Hindsight is an exact science, but never very useful, as a friend like to say. Looking back, it seems that the Indian state needed a root-and-branch reform at the hour of independence. It seems that the political ideal of India was never transferred to the administrative reality of the Indian state. It seems that our independence was merely a transfer of power from the British to a 'class of Indians, who are Indian in colour, but British in thought, belief and action', as Lord Macaulay famously sought to create.

There were many real life considerations which may have prevented it then. The trauma of partition and the massive task of resettlement of refugees forbade any possibility of radical reform. However, one does not know why such a reform was completely taken off the agenda. Nehru's, and of his other colleagues', faith in the British administrative system was probably the key reason, though one can clearly see that Gandhi had a different vision of post-Independence India and he failed to persuade the rest of the Congress Leadership to adopt his idea of root-and-branch reform.

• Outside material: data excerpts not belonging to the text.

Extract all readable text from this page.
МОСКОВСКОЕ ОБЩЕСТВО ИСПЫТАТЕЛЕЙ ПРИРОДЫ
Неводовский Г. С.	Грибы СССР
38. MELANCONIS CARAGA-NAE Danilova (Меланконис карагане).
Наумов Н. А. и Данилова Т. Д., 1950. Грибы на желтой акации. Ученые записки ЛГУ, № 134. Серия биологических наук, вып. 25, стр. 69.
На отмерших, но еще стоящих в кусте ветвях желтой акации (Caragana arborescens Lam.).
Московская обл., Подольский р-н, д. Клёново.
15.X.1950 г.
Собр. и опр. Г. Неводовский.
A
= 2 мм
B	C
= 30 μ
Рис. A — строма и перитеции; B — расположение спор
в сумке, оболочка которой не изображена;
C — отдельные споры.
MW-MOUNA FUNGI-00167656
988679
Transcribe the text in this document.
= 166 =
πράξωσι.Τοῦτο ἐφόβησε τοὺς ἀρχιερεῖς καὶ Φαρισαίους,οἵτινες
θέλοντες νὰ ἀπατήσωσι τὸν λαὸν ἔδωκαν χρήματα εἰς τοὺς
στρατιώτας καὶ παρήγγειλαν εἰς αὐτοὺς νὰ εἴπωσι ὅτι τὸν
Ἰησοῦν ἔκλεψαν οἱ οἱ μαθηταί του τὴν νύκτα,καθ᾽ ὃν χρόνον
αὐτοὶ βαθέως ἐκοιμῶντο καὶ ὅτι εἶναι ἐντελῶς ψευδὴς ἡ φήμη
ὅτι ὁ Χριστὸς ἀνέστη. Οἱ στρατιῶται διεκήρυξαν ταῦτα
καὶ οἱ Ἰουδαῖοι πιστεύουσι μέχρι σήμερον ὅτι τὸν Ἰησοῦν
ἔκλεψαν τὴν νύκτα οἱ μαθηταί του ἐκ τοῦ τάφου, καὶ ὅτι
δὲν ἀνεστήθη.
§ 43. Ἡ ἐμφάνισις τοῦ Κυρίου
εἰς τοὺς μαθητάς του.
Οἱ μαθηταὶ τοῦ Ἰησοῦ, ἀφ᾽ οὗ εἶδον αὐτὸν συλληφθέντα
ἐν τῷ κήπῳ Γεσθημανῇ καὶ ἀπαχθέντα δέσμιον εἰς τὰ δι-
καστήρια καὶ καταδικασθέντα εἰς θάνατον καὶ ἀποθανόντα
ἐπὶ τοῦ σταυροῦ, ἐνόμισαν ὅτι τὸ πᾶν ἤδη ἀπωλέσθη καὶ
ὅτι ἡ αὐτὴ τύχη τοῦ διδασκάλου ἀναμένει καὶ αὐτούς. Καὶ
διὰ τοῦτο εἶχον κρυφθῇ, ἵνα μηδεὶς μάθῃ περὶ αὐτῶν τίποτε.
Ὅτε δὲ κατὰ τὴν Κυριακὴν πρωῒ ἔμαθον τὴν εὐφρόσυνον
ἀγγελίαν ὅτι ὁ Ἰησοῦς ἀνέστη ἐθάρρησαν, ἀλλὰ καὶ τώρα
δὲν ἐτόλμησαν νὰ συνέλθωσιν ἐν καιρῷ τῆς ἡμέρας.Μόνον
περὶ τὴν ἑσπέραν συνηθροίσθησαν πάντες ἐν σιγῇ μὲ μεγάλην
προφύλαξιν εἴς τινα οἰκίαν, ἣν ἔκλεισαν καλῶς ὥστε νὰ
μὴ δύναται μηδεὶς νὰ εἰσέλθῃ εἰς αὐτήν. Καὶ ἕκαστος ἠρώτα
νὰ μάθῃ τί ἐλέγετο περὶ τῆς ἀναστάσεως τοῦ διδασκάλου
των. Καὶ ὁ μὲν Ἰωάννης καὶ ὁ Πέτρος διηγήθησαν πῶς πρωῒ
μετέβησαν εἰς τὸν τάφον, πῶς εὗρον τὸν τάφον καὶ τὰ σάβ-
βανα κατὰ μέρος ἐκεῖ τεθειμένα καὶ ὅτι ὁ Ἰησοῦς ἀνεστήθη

Sitting in Delhi, it is easy to see where the Indian state starts and ends. It is easy to see Gandhi's idea, of creating a federation of villages, is not as off the mark as it seems. The essential idea was to invert the power structure and allow a new state to form - this is as peaceful a 'Cultural Revolution' can get - which would have formed the basis of a new Indian identity. It is hard to say whether this idea would have severely hampered progress, as was argued, but it is clear to see that the idea would have created a more inclusive, equitable and proud society. While I brood about Delhi's culture of exclusion and privilege, that forgotten idea does not seem that bad after all.